The Supreme Court on Thursday ruled that opponents of a Texas abortion law — the nation’s most restrictive — can sue the state in federal court.

Texas had argued otherwise, claiming that abortion providers could only take legal action after being sued themselves for violating S.B. 8, which bans abortion after a fetal heartbeat is detected, which usually occurs about six weeks into a pregnancy.

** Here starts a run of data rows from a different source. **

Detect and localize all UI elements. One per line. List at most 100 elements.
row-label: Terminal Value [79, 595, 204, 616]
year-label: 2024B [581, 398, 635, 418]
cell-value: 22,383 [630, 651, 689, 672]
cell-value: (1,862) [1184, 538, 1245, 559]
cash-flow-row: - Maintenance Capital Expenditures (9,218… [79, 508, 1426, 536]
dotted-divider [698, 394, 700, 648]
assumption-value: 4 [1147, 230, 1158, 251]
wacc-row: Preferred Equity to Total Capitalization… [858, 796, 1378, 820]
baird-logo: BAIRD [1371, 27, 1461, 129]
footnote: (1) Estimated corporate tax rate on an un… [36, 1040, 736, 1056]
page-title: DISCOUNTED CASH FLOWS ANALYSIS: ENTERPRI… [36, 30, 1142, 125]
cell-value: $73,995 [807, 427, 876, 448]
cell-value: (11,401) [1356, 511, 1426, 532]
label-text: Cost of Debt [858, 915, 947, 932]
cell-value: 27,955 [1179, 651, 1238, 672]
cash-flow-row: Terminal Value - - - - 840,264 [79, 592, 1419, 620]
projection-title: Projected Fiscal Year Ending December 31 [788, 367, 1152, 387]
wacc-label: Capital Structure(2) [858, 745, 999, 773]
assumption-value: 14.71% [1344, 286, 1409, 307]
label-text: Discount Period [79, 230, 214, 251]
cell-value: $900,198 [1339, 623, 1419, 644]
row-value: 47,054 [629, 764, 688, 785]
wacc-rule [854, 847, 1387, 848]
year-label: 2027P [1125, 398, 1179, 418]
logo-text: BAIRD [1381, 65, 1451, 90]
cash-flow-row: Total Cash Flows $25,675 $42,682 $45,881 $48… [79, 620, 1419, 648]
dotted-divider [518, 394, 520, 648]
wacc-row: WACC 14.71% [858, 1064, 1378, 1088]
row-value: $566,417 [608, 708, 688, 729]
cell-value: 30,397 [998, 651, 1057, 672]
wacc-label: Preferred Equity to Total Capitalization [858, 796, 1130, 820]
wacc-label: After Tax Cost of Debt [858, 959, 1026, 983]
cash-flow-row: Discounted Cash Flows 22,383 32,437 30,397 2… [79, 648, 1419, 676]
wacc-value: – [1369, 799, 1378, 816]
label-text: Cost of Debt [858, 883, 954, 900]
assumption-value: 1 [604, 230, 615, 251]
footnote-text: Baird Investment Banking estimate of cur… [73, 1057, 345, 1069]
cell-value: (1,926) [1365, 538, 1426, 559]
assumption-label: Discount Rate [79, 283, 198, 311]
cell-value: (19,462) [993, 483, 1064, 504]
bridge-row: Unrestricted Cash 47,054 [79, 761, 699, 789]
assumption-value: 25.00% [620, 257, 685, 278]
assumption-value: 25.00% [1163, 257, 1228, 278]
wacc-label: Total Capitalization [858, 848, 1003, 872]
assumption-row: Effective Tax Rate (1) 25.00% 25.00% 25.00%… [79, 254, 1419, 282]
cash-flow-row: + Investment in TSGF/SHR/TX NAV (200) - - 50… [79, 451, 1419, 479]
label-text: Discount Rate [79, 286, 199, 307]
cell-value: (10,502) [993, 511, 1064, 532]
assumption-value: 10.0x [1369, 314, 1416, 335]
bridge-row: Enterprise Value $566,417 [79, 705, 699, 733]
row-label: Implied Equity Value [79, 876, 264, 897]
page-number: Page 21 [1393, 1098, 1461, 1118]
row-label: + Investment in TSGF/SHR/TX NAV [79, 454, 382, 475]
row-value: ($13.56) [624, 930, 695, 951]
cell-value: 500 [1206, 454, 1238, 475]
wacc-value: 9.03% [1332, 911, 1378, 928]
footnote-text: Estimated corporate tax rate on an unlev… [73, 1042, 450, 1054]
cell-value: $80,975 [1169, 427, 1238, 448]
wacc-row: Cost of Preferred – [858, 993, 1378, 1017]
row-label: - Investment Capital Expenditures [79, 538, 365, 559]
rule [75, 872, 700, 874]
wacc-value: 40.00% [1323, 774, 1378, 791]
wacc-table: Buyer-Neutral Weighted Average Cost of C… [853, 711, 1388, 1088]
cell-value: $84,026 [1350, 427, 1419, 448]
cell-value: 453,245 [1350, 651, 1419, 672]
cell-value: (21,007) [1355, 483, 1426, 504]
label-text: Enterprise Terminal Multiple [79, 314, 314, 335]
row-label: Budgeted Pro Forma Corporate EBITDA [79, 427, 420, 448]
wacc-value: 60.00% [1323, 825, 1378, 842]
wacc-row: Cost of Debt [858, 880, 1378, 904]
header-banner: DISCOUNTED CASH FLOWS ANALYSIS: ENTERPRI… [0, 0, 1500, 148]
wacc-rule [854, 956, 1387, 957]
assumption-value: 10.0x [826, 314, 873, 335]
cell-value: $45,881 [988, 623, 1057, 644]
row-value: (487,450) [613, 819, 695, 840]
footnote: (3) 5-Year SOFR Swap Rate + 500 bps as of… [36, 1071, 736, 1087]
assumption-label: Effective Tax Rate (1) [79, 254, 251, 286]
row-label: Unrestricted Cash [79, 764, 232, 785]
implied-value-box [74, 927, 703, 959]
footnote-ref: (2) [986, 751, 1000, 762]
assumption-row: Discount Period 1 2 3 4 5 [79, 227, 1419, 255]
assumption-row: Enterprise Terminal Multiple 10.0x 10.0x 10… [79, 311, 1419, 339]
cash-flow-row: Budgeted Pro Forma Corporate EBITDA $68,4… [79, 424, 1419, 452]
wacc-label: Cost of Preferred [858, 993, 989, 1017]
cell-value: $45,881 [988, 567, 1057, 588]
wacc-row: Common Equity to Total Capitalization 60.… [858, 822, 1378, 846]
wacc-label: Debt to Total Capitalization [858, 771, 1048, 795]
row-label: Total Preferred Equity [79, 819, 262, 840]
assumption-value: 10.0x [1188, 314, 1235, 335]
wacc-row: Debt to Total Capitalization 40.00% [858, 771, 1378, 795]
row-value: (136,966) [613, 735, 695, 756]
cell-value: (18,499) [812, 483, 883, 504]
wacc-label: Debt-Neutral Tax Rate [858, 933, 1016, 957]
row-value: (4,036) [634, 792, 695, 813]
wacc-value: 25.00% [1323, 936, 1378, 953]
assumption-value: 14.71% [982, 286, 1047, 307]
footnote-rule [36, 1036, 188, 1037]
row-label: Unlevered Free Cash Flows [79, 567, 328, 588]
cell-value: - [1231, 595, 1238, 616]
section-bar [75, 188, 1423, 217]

The law allows individuals from anywhere to sue anyone who performs or even helps facilitate an abortion, with a potential reward of at least $10,000. But since the law was crafted to allow only private individuals — not state officials — to enforce it, the state itself could not be sued, Texas claimed.

But the court wasn’t convinced by this argument, which in all likelihood was included in the law to try to sidestep the inevitable push-back from abortion providers. Instead, it agreed with the law’s opponents, who argued that state judges and court clerks are “unquestionably connected to the enforcement of this new law; without them, the civil suits targeting the right to abortion could not be litigated, or even commenced.”

The court didn’t weigh in on the constitutionality of the law, and has allowed it to remain in effect. In the meantime, providers have put a hold on abortions, fearing the financial consequences of repeated lawsuits. Patients have thus sought care elsewhere, which, according to Texas Attorney General Ken Paxton, is a big plus because it is “stimulating … interstate travel.”